Now as for the adventures content, here's what I'd really like to see:

MAPS and lot's of them including Starship layouts(while some starships will be similar, not all decore' on a starship is going to be identical correct?).

BUILDING LAYOUTS: Not nearly enough of these for Traveller. Confounded AD&D has entire cities mapped in incredible detail and with encounters for each and every aspect of the city, where the characters will walk around etc. Traveller deserves to see this kind of treatment on a futuristitic SciFi scale and setting.

INTERESTING locations to visit. Strange environments make for exciting role playing and force players into thinking outside the square.

MORE ADVENTURES SET IN Hazardous environments. Nuff said.

SIDE QUESTS/ITEMS of personal value: Goals other than just obtaining wealth and fancy gadgets make the characters lives more rewarding.

A minor item of note would be a good one page table of NPC's integral to the adventure that pop up at random points and in random order. Even the Ref would find this interesting.

Adventures that incorporate the possibility that a starship may not arrive at it's intended destination and perhaps a table of possibilities based on point of origin.

I'd really like to see somones interpretation of jump space and if it's possible for other worlds to exist in jump space. I'd always imagined if such a place was possible then the players would only be able to stay on such a planet for a limited time(the Jump space fatigue issue).

Finally adding a new species or race is always a great idea.
 
Maps are good. I'm a sucker for a well-drawn starship deck plan too. The layouts of a lot of the CT-era deck plans don't make a lot of sense to me, but that's a topic for another thread...

Exotic and/or hazardous environments could be used more. Even within the "Earthlike planet" category, there's a lot of room for the strange and unexpected. Then there are the truly exotic environments like Titan. Or how about a world that's big enough to retain primordial helium in its atmosphere, but too small to hang onto hydrogen? Big gasbag critters are then feasible within a human-habitable environment. I think this sort of thing has a lot of untapped potential.

Personal side quests: the search for the Imperium's best Astroburger?
 
Humaniti Versus FOOD or Food related shows

Personal side quests: the search for the Imperium's best Astroburger?

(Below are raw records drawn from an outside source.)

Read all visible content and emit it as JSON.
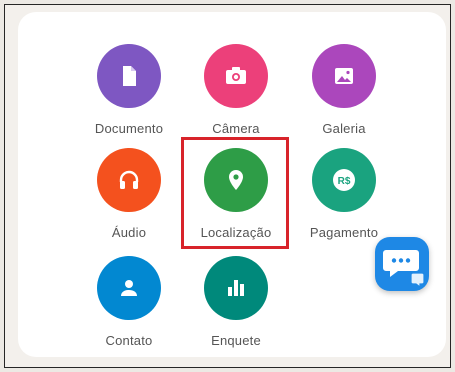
{
  "attach_menu": {
    "items": [
      {
        "label": "Documento",
        "icon": "document-icon",
        "color": "#7e57c2"
      },
      {
        "label": "Câmera",
        "icon": "camera-icon",
        "color": "#ec407a"
      },
      {
        "label": "Galeria",
        "icon": "gallery-icon",
        "color": "#ab47bc"
      },
      {
        "label": "Áudio",
        "icon": "headphones-icon",
        "color": "#f4511e"
      },
      {
        "label": "Localização",
        "icon": "location-pin-icon",
        "color": "#2e9d47"
      },
      {
        "label": "Pagamento",
        "icon": "payment-icon",
        "color": "#1aa37f"
      },
      {
        "label": "Contato",
        "icon": "contact-icon",
        "color": "#0288d1"
      },
      {
        "label": "Enquete",
        "icon": "poll-icon",
        "color": "#00897b"
      }
    ],
    "highlighted_item": "Localização",
    "highlight_color": "#d8232a"
  },
  "chat_fab": {
    "icon": "chat-bubble-icon",
    "color": "#1e88e5"
  }
}
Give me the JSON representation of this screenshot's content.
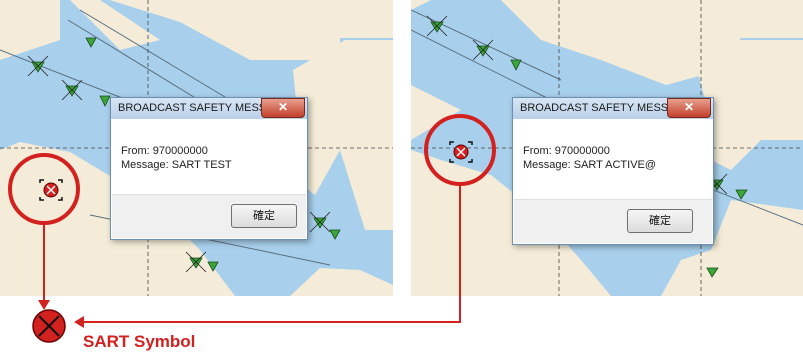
{
  "colors": {
    "sea": "#a8d0ec",
    "land": "#f4ecd8",
    "highlight_red": "#d3211f",
    "ship_green": "#3aa63a"
  },
  "left_dialog": {
    "title": "BROADCAST SAFETY MESSA...",
    "close_glyph": "✕",
    "from_line": "From: 970000000",
    "message_line": "Message: SART TEST",
    "ok_label": "確定"
  },
  "right_dialog": {
    "title": "BROADCAST SAFETY MESSA...",
    "close_glyph": "✕",
    "from_line": "From: 970000000",
    "message_line": "Message: SART ACTIVE@",
    "ok_label": "確定"
  },
  "legend": {
    "label": "SART Symbol",
    "icon": "sart-icon"
  }
}
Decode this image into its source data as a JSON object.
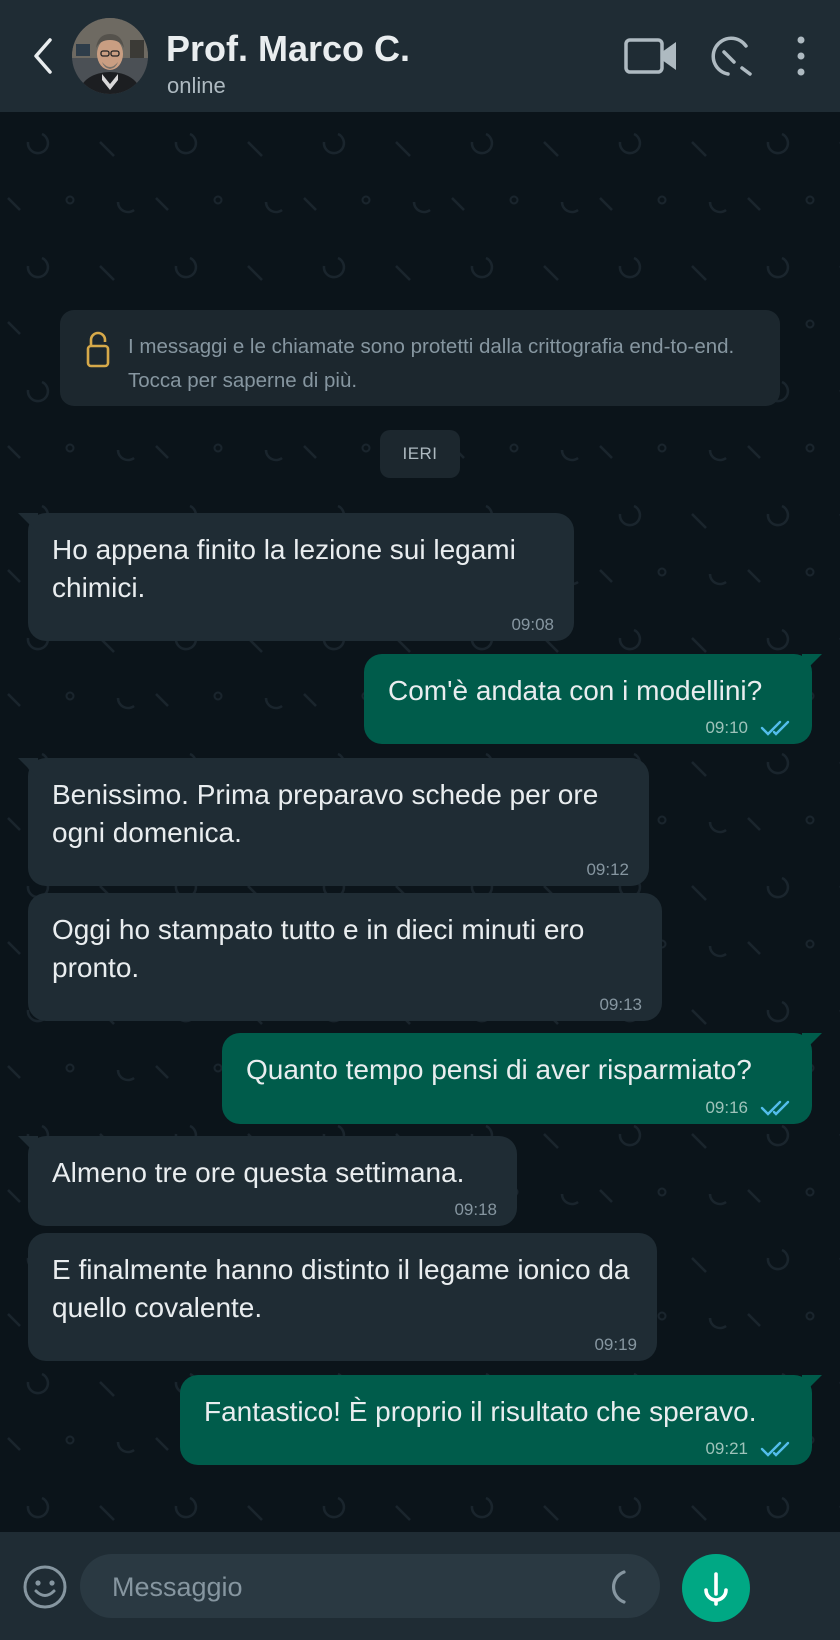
{
  "header": {
    "contact_name": "Prof. Marco C.",
    "status": "online",
    "icons": [
      "back-icon",
      "video-call-icon",
      "voice-call-icon",
      "more-options-icon"
    ]
  },
  "chat": {
    "encryption_notice": "I messaggi e le chiamate sono protetti dalla crittografia end-to-end. Tocca per saperne di più.",
    "date_label": "IERI",
    "messages": [
      {
        "direction": "in",
        "text": "Ho appena finito la lezione sui legami chimici.",
        "time": "09:08"
      },
      {
        "direction": "out",
        "text": "Com'è andata con i modellini?",
        "time": "09:10",
        "read": true
      },
      {
        "direction": "in",
        "text": "Benissimo. Prima preparavo schede per ore ogni domenica.",
        "time": "09:12"
      },
      {
        "direction": "in",
        "text": "Oggi ho stampato tutto e in dieci minuti ero pronto.",
        "time": "09:13"
      },
      {
        "direction": "out",
        "text": "Quanto tempo pensi di aver risparmiato?",
        "time": "09:16",
        "read": true
      },
      {
        "direction": "in",
        "text": "Almeno tre ore questa settimana.",
        "time": "09:18"
      },
      {
        "direction": "in",
        "text": "E finalmente hanno distinto il legame ionico da quello covalente.",
        "time": "09:19"
      },
      {
        "direction": "out",
        "text": "Fantastico! È proprio il risultato che speravo.",
        "time": "09:21",
        "read": true
      }
    ]
  },
  "input": {
    "placeholder": "Messaggio",
    "value": ""
  },
  "colors": {
    "background": "#0b141a",
    "header": "#1f2c34",
    "incoming_bubble": "#1f2c34",
    "outgoing_bubble": "#005c4b",
    "accent": "#00a884",
    "read_ticks": "#53bdeb",
    "lock": "#d6a94a"
  }
}
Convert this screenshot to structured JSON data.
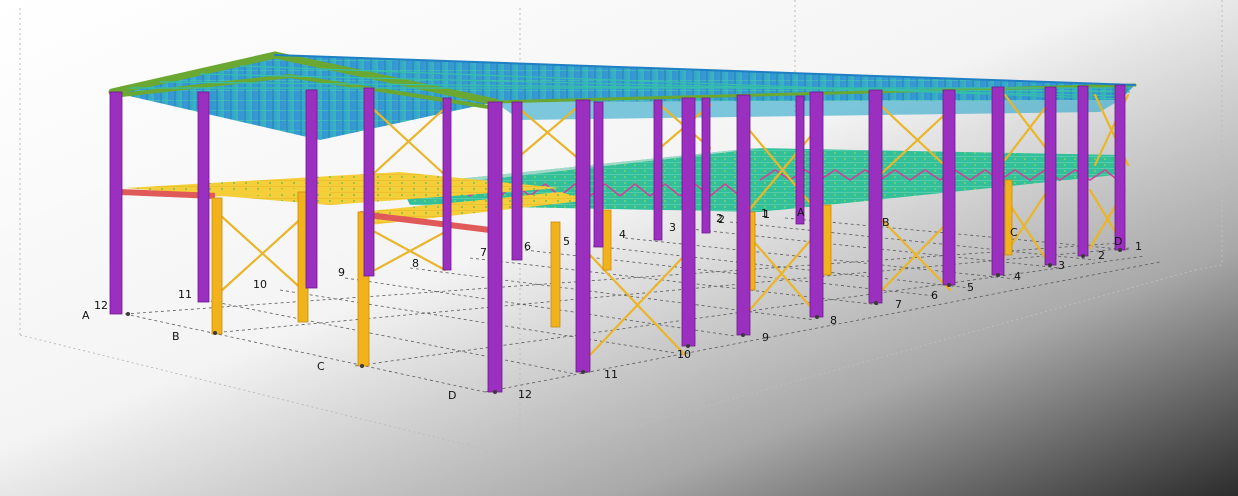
{
  "colors": {
    "background_light": "#ffffff",
    "background_dark": "#2c2c2c",
    "column": "#9a2fc0",
    "column_edge": "#6d1a8c",
    "secondary_column": "#f2b21c",
    "bracing": "#e9b52a",
    "mezzanine_beam": "#f5cf3a",
    "edge_beam_red": "#e05a5a",
    "roof_blue": "#1f7fc4",
    "roof_green": "#6aa832",
    "roof_cyan": "#2fc3b5",
    "deck_green": "#2dbf8a",
    "joist_pink": "#d0409a",
    "grid_line": "#555555",
    "bounding_box": "#9a9a9a"
  },
  "grid_labels": {
    "near_side": [
      {
        "id": "A",
        "text": "A"
      },
      {
        "id": "B",
        "text": "B"
      },
      {
        "id": "C",
        "text": "C"
      },
      {
        "id": "D",
        "text": "D"
      }
    ],
    "front_axis": [
      {
        "id": "12",
        "text": "12"
      },
      {
        "id": "11",
        "text": "11"
      },
      {
        "id": "10",
        "text": "10"
      },
      {
        "id": "9",
        "text": "9"
      },
      {
        "id": "8",
        "text": "8"
      },
      {
        "id": "7",
        "text": "7"
      },
      {
        "id": "6",
        "text": "6"
      },
      {
        "id": "5",
        "text": "5"
      },
      {
        "id": "4",
        "text": "4"
      },
      {
        "id": "3",
        "text": "3"
      },
      {
        "id": "2",
        "text": "2"
      },
      {
        "id": "1",
        "text": "1"
      }
    ],
    "far_side_letters": [
      {
        "id": "A",
        "text": "A"
      },
      {
        "id": "B",
        "text": "B"
      },
      {
        "id": "C",
        "text": "C"
      },
      {
        "id": "D",
        "text": "D"
      }
    ],
    "right_axis": [
      {
        "id": "12",
        "text": "12"
      },
      {
        "id": "11",
        "text": "11"
      },
      {
        "id": "10",
        "text": "10"
      },
      {
        "id": "9",
        "text": "9"
      },
      {
        "id": "8",
        "text": "8"
      },
      {
        "id": "7",
        "text": "7"
      },
      {
        "id": "6",
        "text": "6"
      },
      {
        "id": "5",
        "text": "5"
      },
      {
        "id": "4",
        "text": "4"
      },
      {
        "id": "3",
        "text": "3"
      },
      {
        "id": "2",
        "text": "2"
      },
      {
        "id": "1",
        "text": "1"
      }
    ],
    "inner_numbers": [
      {
        "id": "2",
        "text": "2"
      },
      {
        "id": "1",
        "text": "1"
      }
    ]
  }
}
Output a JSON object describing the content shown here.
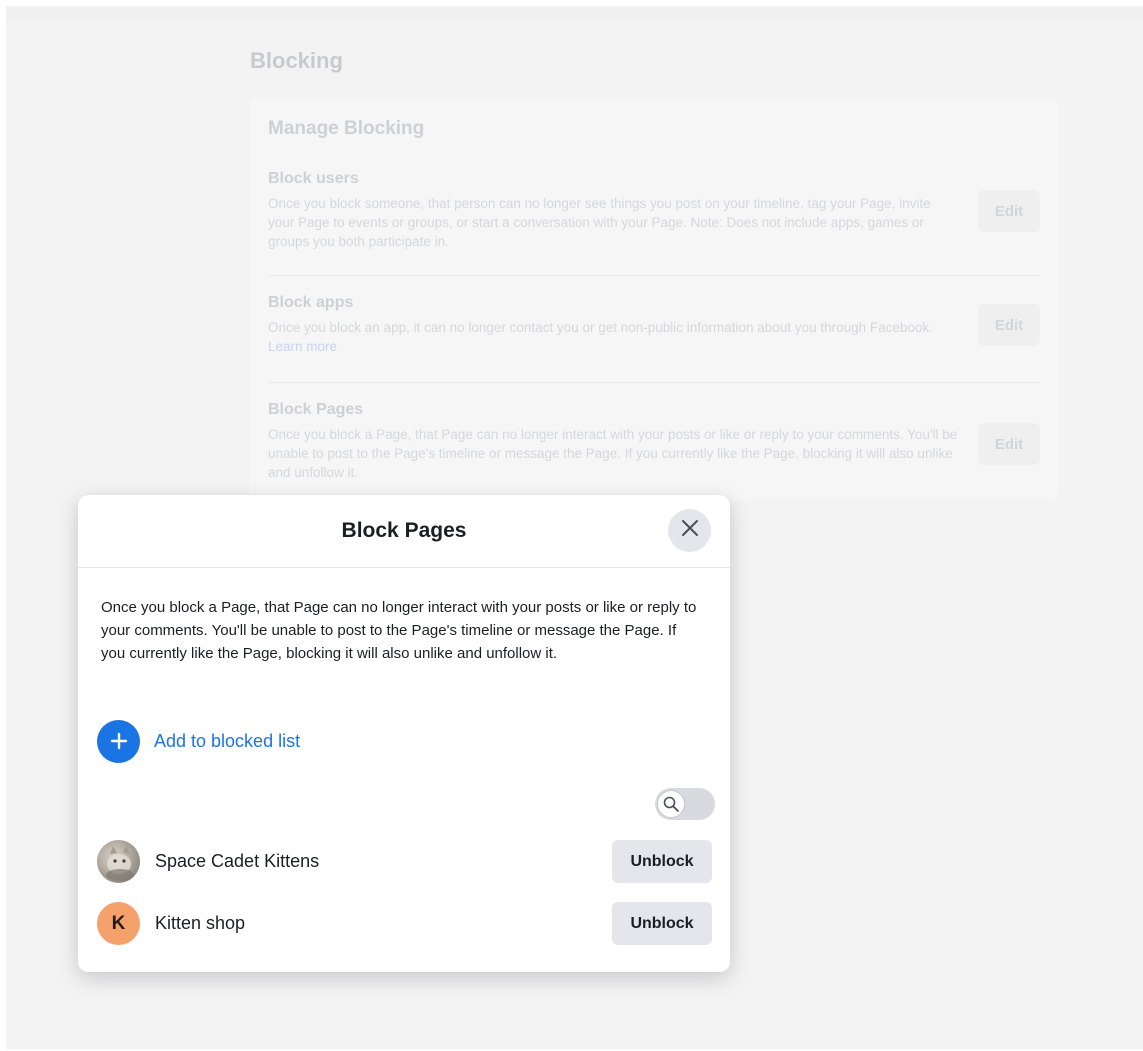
{
  "background": {
    "heading": "Blocking",
    "card_title": "Manage Blocking",
    "sections": [
      {
        "title": "Block users",
        "description": "Once you block someone, that person can no longer see things you post on your timeline, tag your Page, invite your Page to events or groups, or start a conversation with your Page. Note: Does not include apps, games or groups you both participate in.",
        "edit_label": "Edit"
      },
      {
        "title": "Block apps",
        "description": "Once you block an app, it can no longer contact you or get non-public information about you through Facebook.",
        "link": "Learn more",
        "edit_label": "Edit"
      },
      {
        "title": "Block Pages",
        "description": "Once you block a Page, that Page can no longer interact with your posts or like or reply to your comments. You'll be unable to post to the Page's timeline or message the Page. If you currently like the Page, blocking it will also unlike and unfollow it.",
        "edit_label": "Edit"
      }
    ]
  },
  "modal": {
    "title": "Block Pages",
    "description": "Once you block a Page, that Page can no longer interact with your posts or like or reply to your comments. You'll be unable to post to the Page's timeline or message the Page. If you currently like the Page, blocking it will also unlike and unfollow it.",
    "add_label": "Add to blocked list",
    "blocked_pages": [
      {
        "name": "Space Cadet Kittens",
        "avatar": "photo",
        "button": "Unblock"
      },
      {
        "name": "Kitten shop",
        "avatar_letter": "K",
        "button": "Unblock"
      }
    ]
  },
  "colors": {
    "accent": "#1b74e4",
    "avatar_k": "#f5a16c"
  },
  "icons": {
    "close": "close-icon",
    "add": "plus-icon",
    "search": "search-icon"
  }
}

Nice, now I am picturing the Imperial versions of Guy Fieri and Adam Richman Jumping across the Spinward Marches with a film crew in a classic 970s Type A2 Merchant Ship. All the Ref would need are two heavy handed role players, several hours of Food Network/Travel Channel programing supplemented with anything starring Simon Pegg and Nick Frost.

On second thought, this sounds more like an excellent Beer and pretzels sort of game.
 
Burocrate; in your previous post you listed personal combat as only being 15% of your criteria for a good adventure. It sounds like you desire a good texture for the adventure that will help transport you and your friends (or fellow players) to someplace that's filled with wonder, and that fighting a monster or duking it out with pirates or invaders, though fun, is not the thing that makes or breaks the adventure.